Tal como com a falta de participação cívica, não é porque não existam tendências fortes a favor da democracia: simplesmente isso – o que seja a democracia – ainda se discute menos do que outros assuntos. Em particular nas escolas e na justiça. O horror dos portugueses à política, que entendem como um palco de vigaristas, de onde não são capazes de distinguir honestos e bandidos, muito menos acreditam na ciência dos magistrados, é proverbial e deve ser explicado não apenas por via ancestral, de atraso histórico que jamais foi o nosso problema, mas pelo carácter amistoso e submisso do povo. Afinal há muito mundo por onde fazer vingar a vida, como todos na diáspora e nas antigas colónias bem sabem, para o bem e para o mal.

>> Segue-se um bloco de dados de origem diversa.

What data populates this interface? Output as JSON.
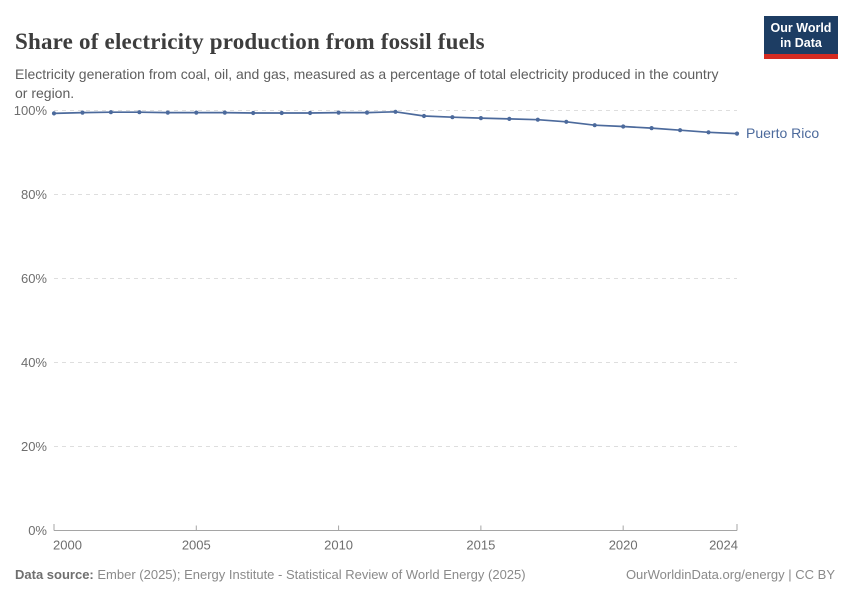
{
  "chart_data": {
    "type": "line",
    "title": "Share of electricity production from fossil fuels",
    "subtitle": "Electricity generation from coal, oil, and gas, measured as a percentage of total electricity produced in the country or region.",
    "unit": "%",
    "xlim": [
      2000,
      2024
    ],
    "ylim": [
      0,
      100
    ],
    "x_ticks": [
      2000,
      2005,
      2010,
      2015,
      2020,
      2024
    ],
    "x_tick_labels": [
      "2000",
      "2005",
      "2010",
      "2015",
      "2020",
      "2024"
    ],
    "y_ticks": [
      0,
      20,
      40,
      60,
      80,
      100
    ],
    "y_tick_labels": [
      "0%",
      "20%",
      "40%",
      "60%",
      "80%",
      "100%"
    ],
    "grid": "horizontal-dashed",
    "legend_position": "line-end-label",
    "series": [
      {
        "name": "Puerto Rico",
        "color": "#4c6a9c",
        "x": [
          2000,
          2001,
          2002,
          2003,
          2004,
          2005,
          2006,
          2007,
          2008,
          2009,
          2010,
          2011,
          2012,
          2013,
          2014,
          2015,
          2016,
          2017,
          2018,
          2019,
          2020,
          2021,
          2022,
          2023,
          2024
        ],
        "values": [
          99.3,
          99.5,
          99.6,
          99.6,
          99.5,
          99.5,
          99.5,
          99.4,
          99.4,
          99.4,
          99.5,
          99.5,
          99.7,
          98.7,
          98.4,
          98.2,
          98.0,
          97.8,
          97.3,
          96.5,
          96.2,
          95.8,
          95.3,
          94.8,
          94.5
        ]
      }
    ]
  },
  "logo": {
    "line1": "Our World",
    "line2": "in Data",
    "bg_color": "#1d3d63",
    "accent_color": "#d42b21"
  },
  "footer": {
    "source_label": "Data source:",
    "source_text": "Ember (2025); Energy Institute - Statistical Review of World Energy (2025)",
    "credit": "OurWorldinData.org/energy | CC BY"
  }
}
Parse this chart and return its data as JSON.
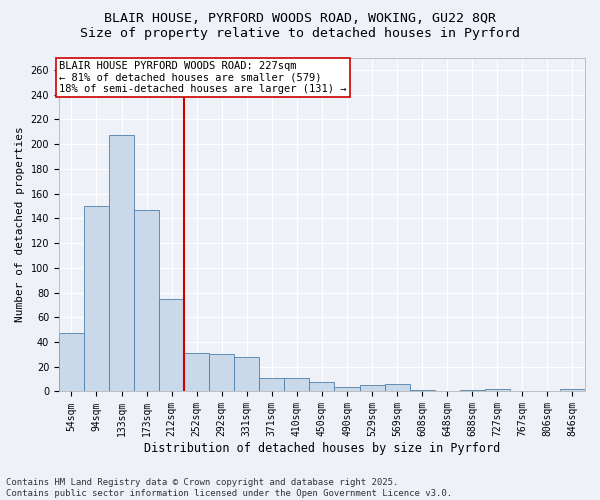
{
  "title1": "BLAIR HOUSE, PYRFORD WOODS ROAD, WOKING, GU22 8QR",
  "title2": "Size of property relative to detached houses in Pyrford",
  "xlabel": "Distribution of detached houses by size in Pyrford",
  "ylabel": "Number of detached properties",
  "categories": [
    "54sqm",
    "94sqm",
    "133sqm",
    "173sqm",
    "212sqm",
    "252sqm",
    "292sqm",
    "331sqm",
    "371sqm",
    "410sqm",
    "450sqm",
    "490sqm",
    "529sqm",
    "569sqm",
    "608sqm",
    "648sqm",
    "688sqm",
    "727sqm",
    "767sqm",
    "806sqm",
    "846sqm"
  ],
  "values": [
    47,
    150,
    207,
    147,
    75,
    31,
    30,
    28,
    11,
    11,
    8,
    4,
    5,
    6,
    1,
    0,
    1,
    2,
    0,
    0,
    2
  ],
  "bar_color": "#c9d9ea",
  "bar_edge_color": "#4f7faa",
  "vline_color": "#cc0000",
  "vline_x_index": 4,
  "annotation_text": "BLAIR HOUSE PYRFORD WOODS ROAD: 227sqm\n← 81% of detached houses are smaller (579)\n18% of semi-detached houses are larger (131) →",
  "annotation_box_color": "#ffffff",
  "annotation_box_edge": "#cc0000",
  "ylim": [
    0,
    270
  ],
  "yticks": [
    0,
    20,
    40,
    60,
    80,
    100,
    120,
    140,
    160,
    180,
    200,
    220,
    240,
    260
  ],
  "footer1": "Contains HM Land Registry data © Crown copyright and database right 2025.",
  "footer2": "Contains public sector information licensed under the Open Government Licence v3.0.",
  "bg_color": "#eef2f8",
  "title1_fontsize": 9.5,
  "title2_fontsize": 9.5,
  "xlabel_fontsize": 8.5,
  "ylabel_fontsize": 8,
  "tick_fontsize": 7,
  "annot_fontsize": 7.5,
  "footer_fontsize": 6.5
}
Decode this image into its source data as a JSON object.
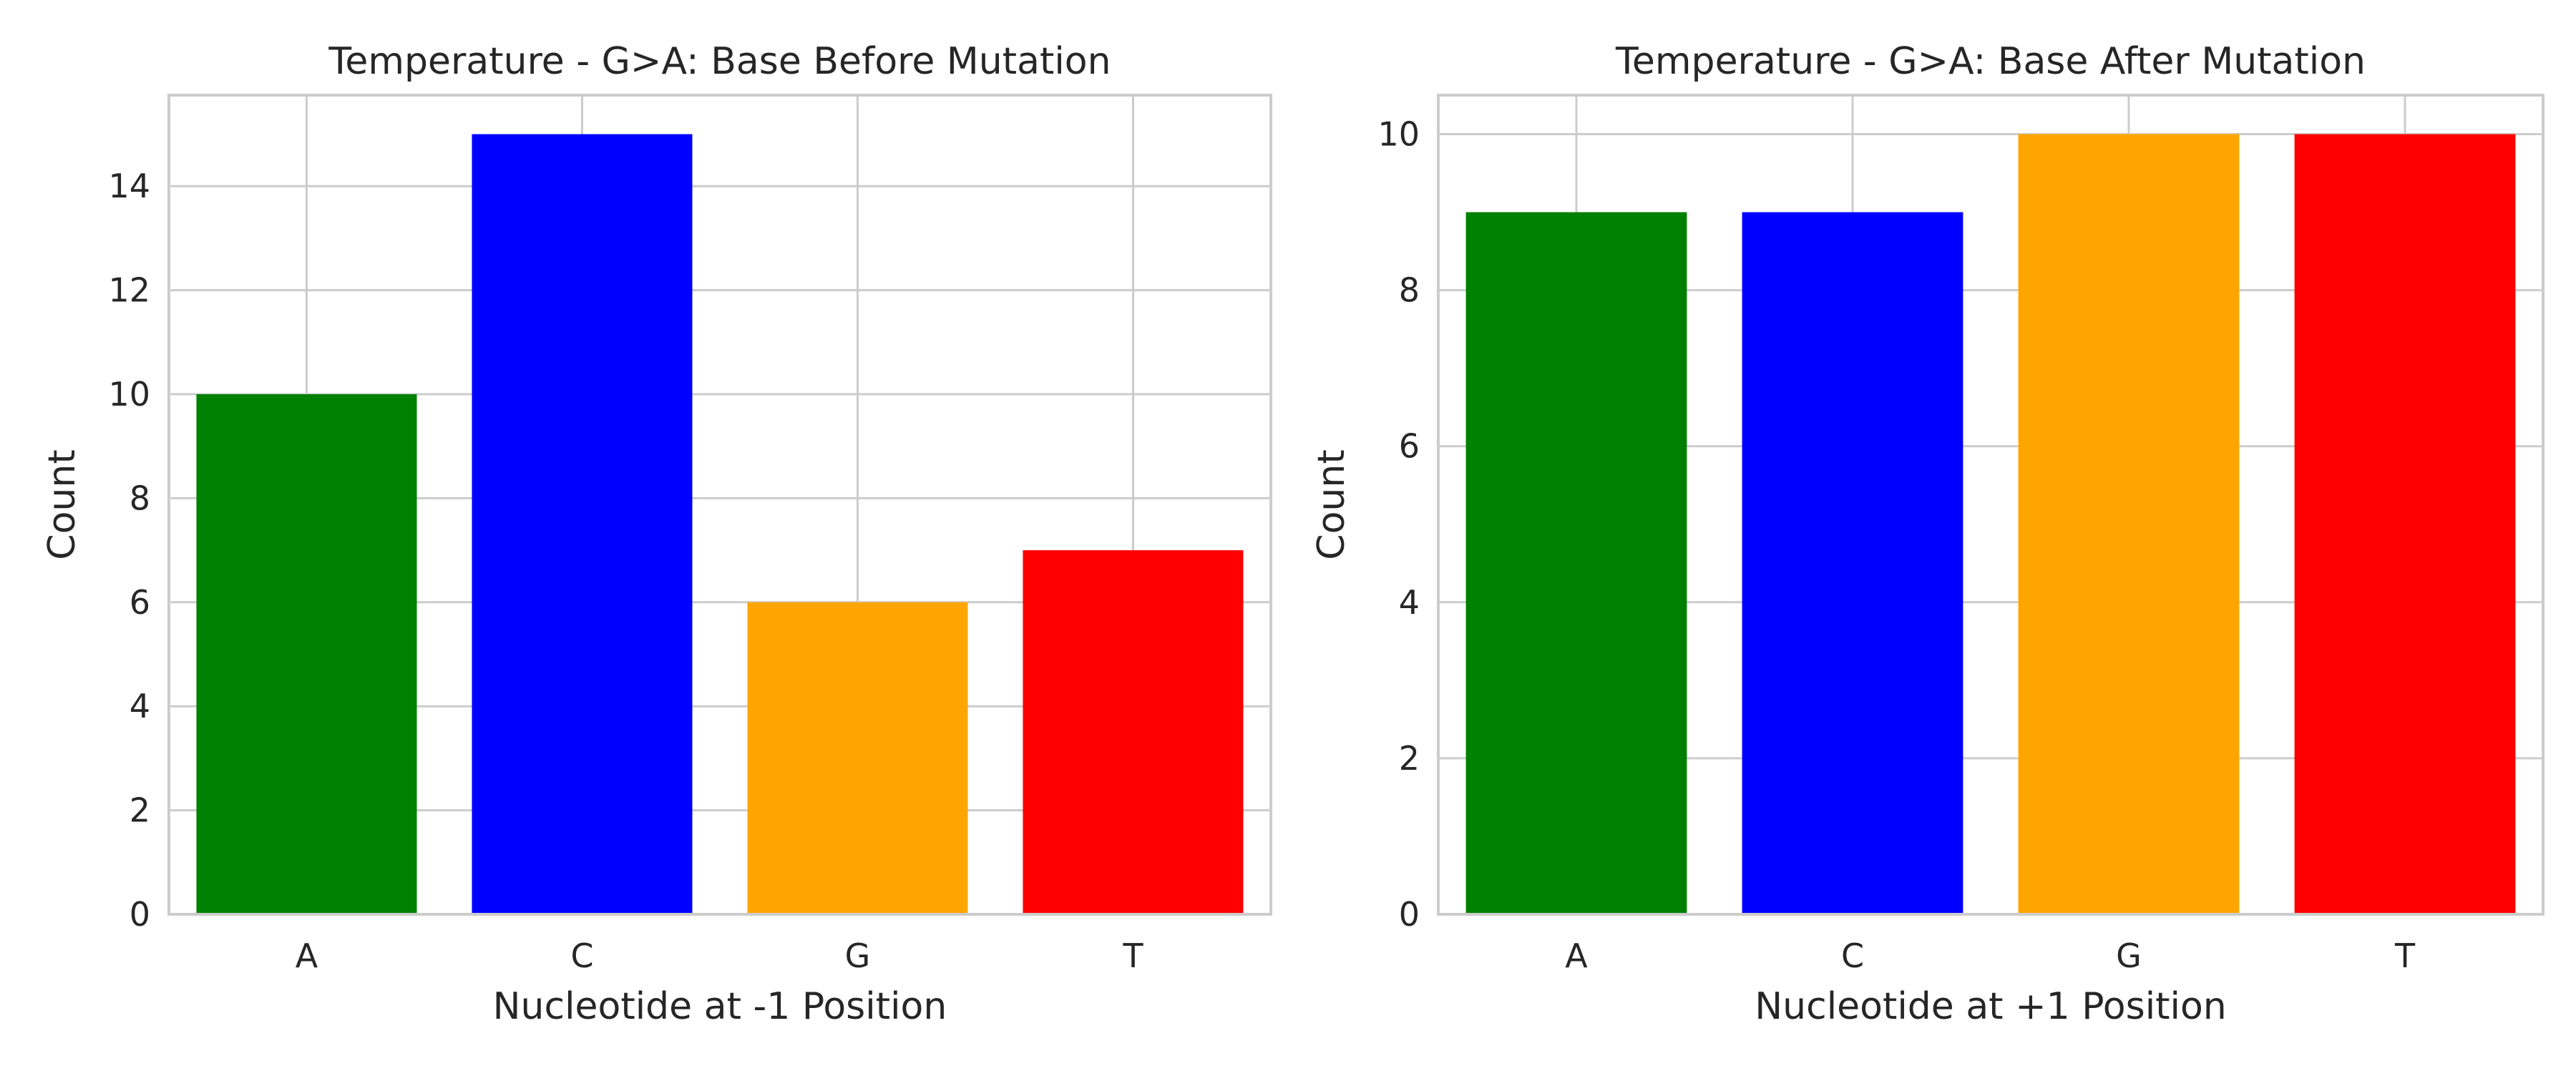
{
  "chart_data": [
    {
      "type": "bar",
      "title": "Temperature - G>A: Base Before Mutation",
      "xlabel": "Nucleotide at -1 Position",
      "ylabel": "Count",
      "categories": [
        "A",
        "C",
        "G",
        "T"
      ],
      "values": [
        10,
        15,
        6,
        7
      ],
      "colors": [
        "#008000",
        "#0000ff",
        "#ffa500",
        "#ff0000"
      ],
      "ylim": [
        0,
        15.75
      ],
      "yticks": [
        0,
        2,
        4,
        6,
        8,
        10,
        12,
        14
      ],
      "grid": true,
      "legend": "none"
    },
    {
      "type": "bar",
      "title": "Temperature - G>A: Base After Mutation",
      "xlabel": "Nucleotide at +1 Position",
      "ylabel": "Count",
      "categories": [
        "A",
        "C",
        "G",
        "T"
      ],
      "values": [
        9,
        9,
        10,
        10
      ],
      "colors": [
        "#008000",
        "#0000ff",
        "#ffa500",
        "#ff0000"
      ],
      "ylim": [
        0,
        10.5
      ],
      "yticks": [
        0,
        2,
        4,
        6,
        8,
        10
      ],
      "grid": true,
      "legend": "none"
    }
  ]
}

A história da revolução de Abril talvez nos dê uma sugestão da razão política de ser desta mentalidade aquietada. Tudo acabou quando se revelou a possibilidade de haver uma guerra civil, entre o norte e o sul. A enorme diversidade dos povos portugueses e o seu nacionalismo quase milenar foram caldeados numa tolerância que nos caracteriza, de afeições contrariadas – como no fado – de saudades do que não pudemos ser, para continuarmos juntos. A mobilidade dos votos entre partidos e entre autárquicas, presidenciais e legislativas também mostra como o povo português gosta de ser caudilhista e mesmo vernáculo nos concelhos (ou à porta dos tribunais) de quem não espera outra coisa que não sejam favores, e gosta de ser sensato e conciliador a nível nacional. Quem estiver em condições de pedir maioria absoluta obtém-na.
Os portugueses jogam na política como quem joga na lotaria. E os políticos portugueses aprenderam a fazer cálculos de probabilidades para dividirem entre si os negócios do Estado. Será que isto um dia vai terminar? É nessa perpectiva que se podem observar as próximas eleições presidenciais: estão todos em jogo. Os partidos, a alma de esquerda e sofredora (ou mentirosa?) do PS, mais uma vez despeitada – curiosamente sempre por Mário Soares – e até algumas boas vontades avulsas que procurarão mobilizar os eleitores. Mas também está em jogo a disposição que os Portugueses vão escolher adoptar para si próprios em função das campanhas e dos resultados eleitorais.
O povo prepara-se para exercer os seus raros poderes de soberania. Será que vai decidir acolher o D.Sebastião que voltou do nevoeiro, ou vai preferir um Rei já testado? Se aceitar jogar no ilusionismo, mais uma vez, a classe dominante ficará em casa, tranquila. Mas pode ser que invente uma saída crítica para o regime, ainda que não faltem ilusionistas a cobrir tal saída.